Este sábado 5 de septiembre, la mayor parte del territorio nacional deberá adelantar sus relojes en 60 minutos para dar paso al horario de verano, y expertos advierten el impacto de este cambio de hora en los niños.
Los expertos advierten que este ajuste puede alterar los ciclos biológicos. Además de afectar el sueño y el estado de ánimo, con especial impacto en la población infantil.
Frente a este escenario, la académica de la Facultad de Psicología de la Universidad UNIACC, Cindy Villalón, llamó a padres y cuidadores a estar atentos a las señales conductuales de los menores.
“Un cambio en la rutina puede afectarlos. Si observo que está más irritable, que ha cambiado su estado de ánimo o que se nota más emocional, eso podría ser un síntoma del cual se debe estar pendiente”, explicó la especialista.

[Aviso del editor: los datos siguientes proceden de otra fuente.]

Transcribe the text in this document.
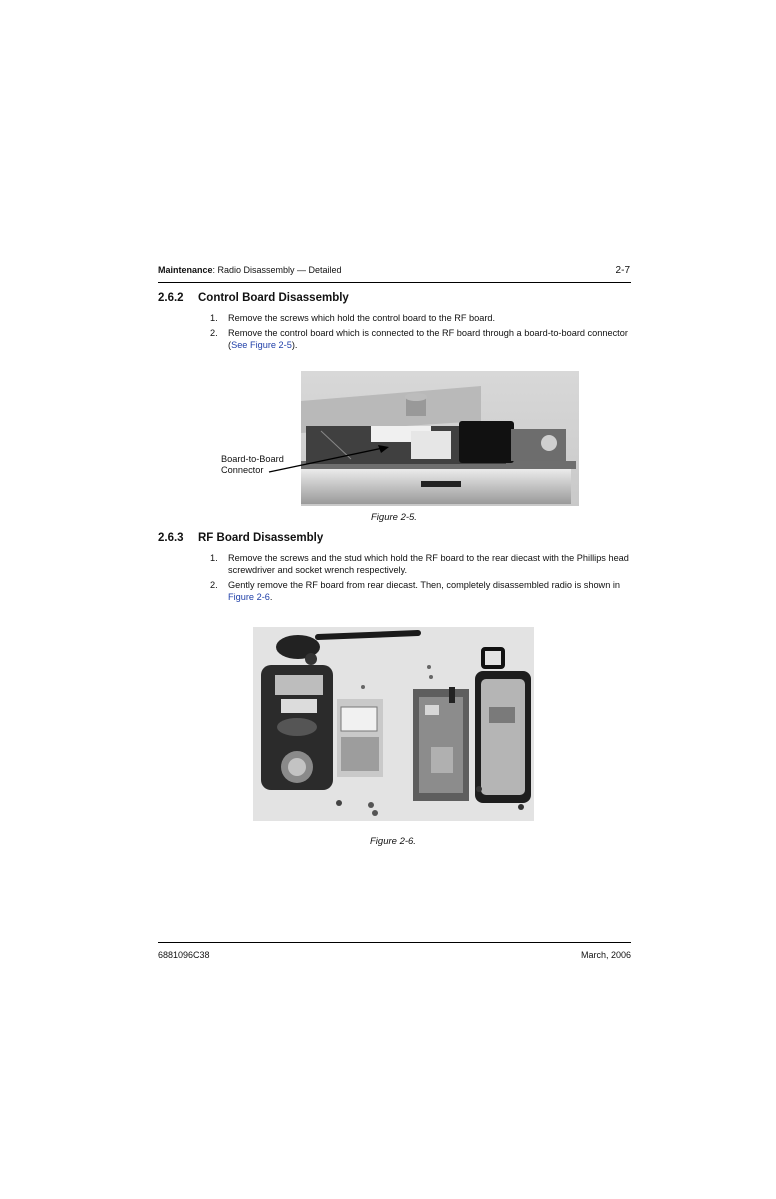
Maintenance: Radio Disassembly — Detailed	2-7
2.6.2 Control Board Disassembly
1. Remove the screws which hold the control board to the RF board.
2. Remove the control board which is connected to the RF board through a board-to-board connector (See Figure 2-5).
Board-to-Board
Connector
Figure 2-5.
2.6.3 RF Board Disassembly
1. Remove the screws and the stud which hold the RF board to the rear diecast with the Phillips head screwdriver and socket wrench respectively.
2. Gently remove the RF board from rear diecast. Then, completely disassembled radio is shown in Figure 2-6.
Figure 2-6.
6881096C38	March, 2006
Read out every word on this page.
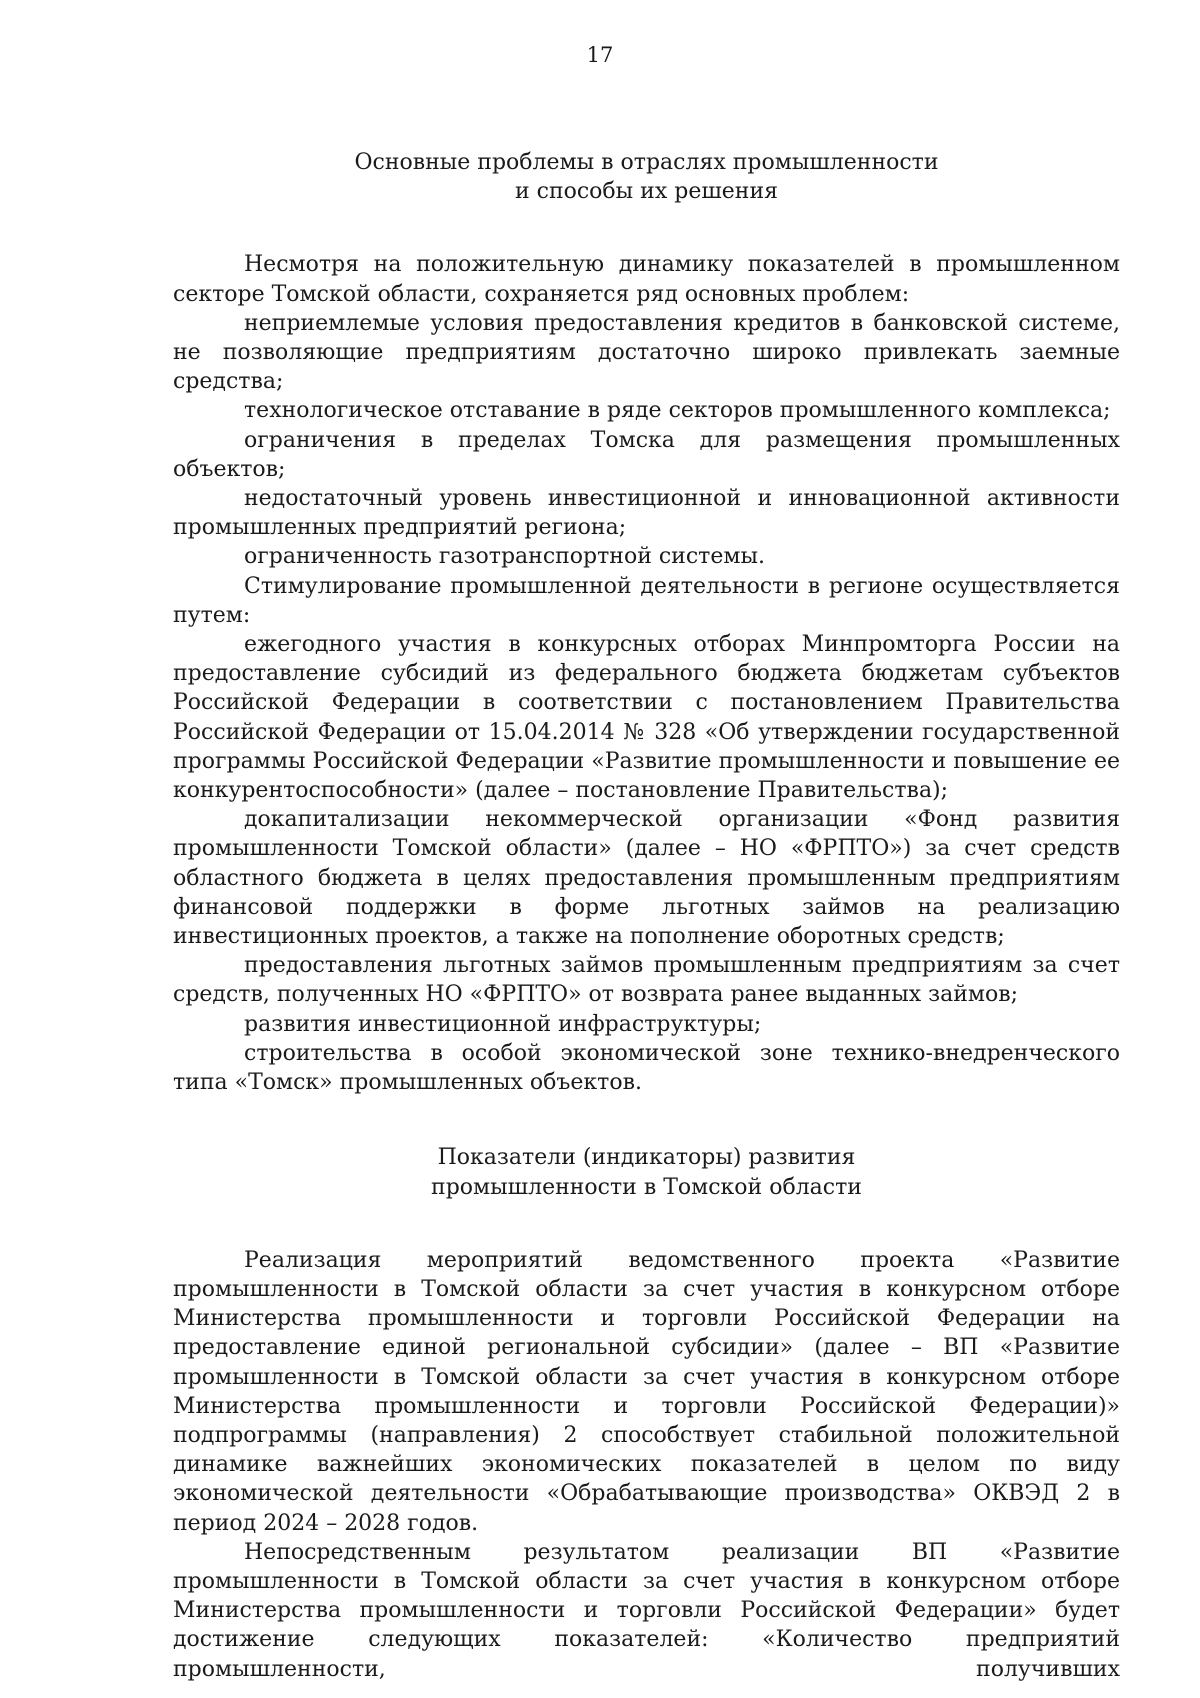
17
Основные проблемы в отраслях промышленности
и способы их решения

Несмотря на положительную динамику показателей в промышленном секторе Томской области, сохраняется ряд основных проблем:

неприемлемые условия предоставления кредитов в банковской системе, не позволяющие предприятиям достаточно широко привлекать заемные средства;

технологическое отставание в ряде секторов промышленного комплекса;

ограничения в пределах Томска для размещения промышленных объектов;

недостаточный уровень инвестиционной и инновационной активности промышленных предприятий региона;

ограниченность газотранспортной системы.

Стимулирование промышленной деятельности в регионе осуществляется путем:

ежегодного участия в конкурсных отборах Минпромторга России на предоставление субсидий из федерального бюджета бюджетам субъектов Российской Федерации в соответствии с постановлением Правительства Российской Федерации от 15.04.2014 № 328 «Об утверждении государственной программы Российской Федерации «Развитие промышленности и повышение ее конкурентоспособности» (далее – постановление Правительства);

докапитализации некоммерческой организации «Фонд развития промышленности Томской области» (далее – НО «ФРПТО») за счет средств областного бюджета в целях предоставления промышленным предприятиям финансовой поддержки в форме льготных займов на реализацию инвестиционных проектов, а также на пополнение оборотных средств;

предоставления льготных займов промышленным предприятиям за счет средств, полученных НО «ФРПТО» от возврата ранее выданных займов;

развития инвестиционной инфраструктуры;

строительства в особой экономической зоне технико-внедренческого типа «Томск» промышленных объектов.

Показатели (индикаторы) развития
промышленности в Томской области

Реализация мероприятий ведомственного проекта «Развитие промышленности в Томской области за счет участия в конкурсном отборе Министерства промышленности и торговли Российской Федерации на предоставление единой региональной субсидии» (далее – ВП «Развитие промышленности в Томской области за счет участия в конкурсном отборе Министерства промышленности и торговли Российской Федерации)» подпрограммы (направления) 2 способствует стабильной положительной динамике важнейших экономических показателей в целом по виду экономической деятельности «Обрабатывающие производства» ОКВЭД 2 в период 2024 – 2028 годов.

Непосредственным результатом реализации ВП «Развитие промышленности в Томской области за счет участия в конкурсном отборе Министерства промышленности и торговли Российской Федерации» будет достижение следующих показателей: «Количество предприятий промышленности, получивших
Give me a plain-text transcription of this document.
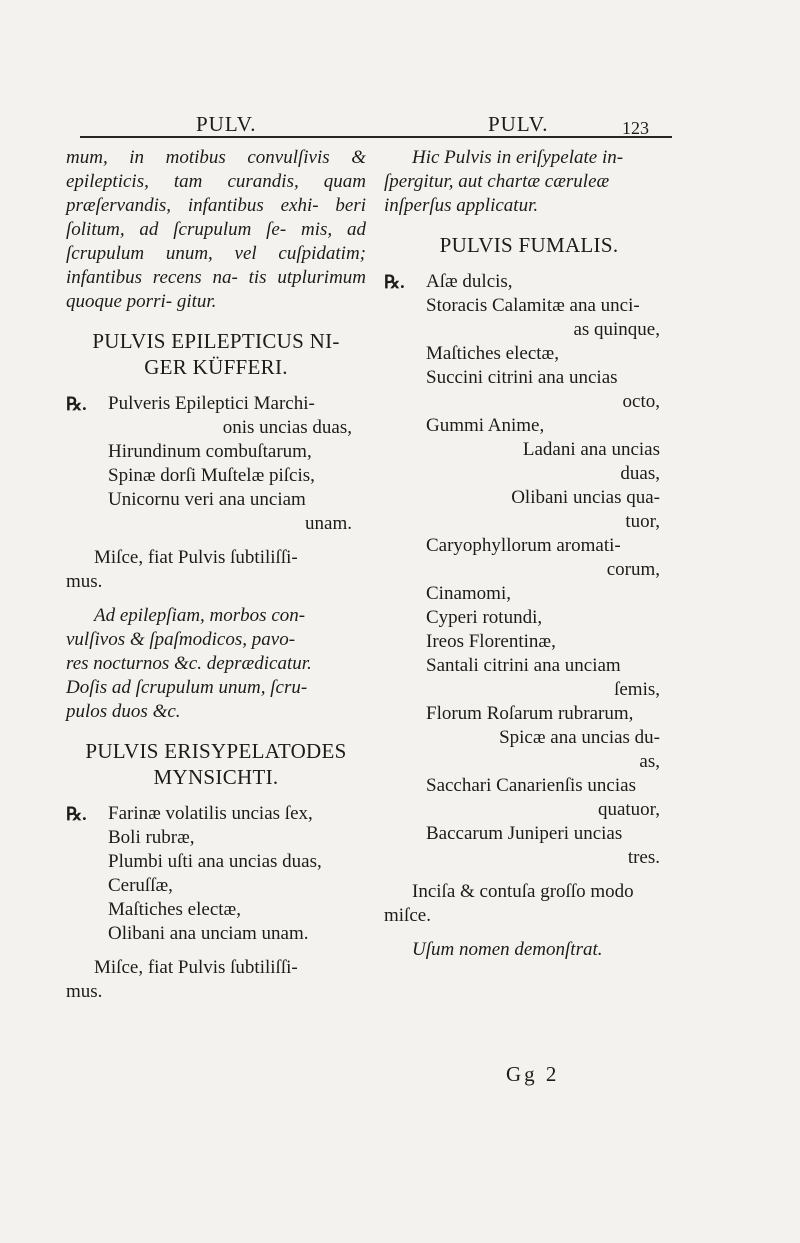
PULV.	PULV.	123

mum, in motibus convulſivis & epilepticis, tam curandis, quam præſervandis, infantibus exhi- beri ſolitum, ad ſcrupulum ſe- mis, ad ſcrupulum unum, vel cuſpidatim; infantibus recens na- tis utplurimum quoque porri- gitur.

PULVIS EPILEPTICUS NI-
GER KÜFFERI.
℞.	Pulveris Epileptici Marchi-
onis uncias duas,
Hirundinum combuſtarum,
Spinæ dorſi Muſtelæ piſcis,
Unicornu veri ana unciam
unam.

Miſce, fiat Pulvis ſubtiliſſi-
mus.

Ad epilepſiam, morbos con-
vulſivos & ſpaſmodicos, pavo-
res nocturnos &c. deprædicatur.
Doſis ad ſcrupulum unum, ſcru-
pulos duos &c.

PULVIS ERISYPELATODES
MYNSICHTI.
℞.	Farinæ volatilis uncias ſex,
Boli rubræ,
Plumbi uſti ana uncias duas,
Ceruſſæ,
Maſtiches electæ,
Olibani ana unciam unam.

Miſce, fiat Pulvis ſubtiliſſi-
mus.

Hic Pulvis in eriſypelate in-
ſpergitur, aut chartæ cæruleæ
inſperſus applicatur.

PULVIS FUMALIS.
℞.	Aſæ dulcis,
Storacis Calamitæ ana unci-
as quinque,
Maſtiches electæ,
Succini citrini ana uncias
octo,
Gummi Anime,
Ladani ana uncias
duas,
Olibani uncias qua-
tuor,
Caryophyllorum aromati-
corum,
Cinamomi,
Cyperi rotundi,
Ireos Florentinæ,
Santali citrini ana unciam
ſemis,
Florum Roſarum rubrarum,
Spicæ ana uncias du-
as,
Sacchari Canarienſis uncias
quatuor,
Baccarum Juniperi uncias
tres.

Inciſa & contuſa groſſo modo
miſce.

Uſum nomen demonſtrat.

Gg 2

Impacto del cambio de hora en los niños
La psicóloga clínica destacó que los trastornos en el descanso repercuten de forma inmediata en las aulas de clase.
Dificultades para conciliar el sueño o despertares nocturnos inciden de manera directa en la concentración y el proceso de aprendizaje de los estudiantes.
No obstante, la docente aclaró que la sintomatología aislada es normal dentro de los primeros días, fijando un plazo límite para evaluar ayuda profesional:
- Evolución temporal: Si los síntomas de irritabilidad o insomnio persisten por dos semanas o más, se debe acudir a un especialista para descartar cuadros de estrés infantil.
- Hábitos de prevención: Se aconseja preparar el cuerpo mediante la realización de ejercicio físico, hidratación adecuada y una alimentación balanceada.
Ajustes graduales para infantes neurodivergentes
El llamado a la precaución es aún mayor en el caso de menores con condición de neurodivergencia. Particularmente dentro del espectro autista (TEA), quienes requieren rutinas estructuradas.
“En ellos el cambio se debe hacer de forma gradual. De a poco, en intervalos de 5, 10 o 15 minutos como máximo, ir modificando el horario en que van a dormir y alimentarse para evitar crisis”, enfatizó Villalón.
Respecto a los adultos, la profesional advirtió que la falta de adaptación prolongada puede desembocar en cuadros de estrés o en un trastorno afectivo estacional, por lo que resulta clave monitorear los cambios de ánimo y la calidad del descanso tras el ajuste del reloj.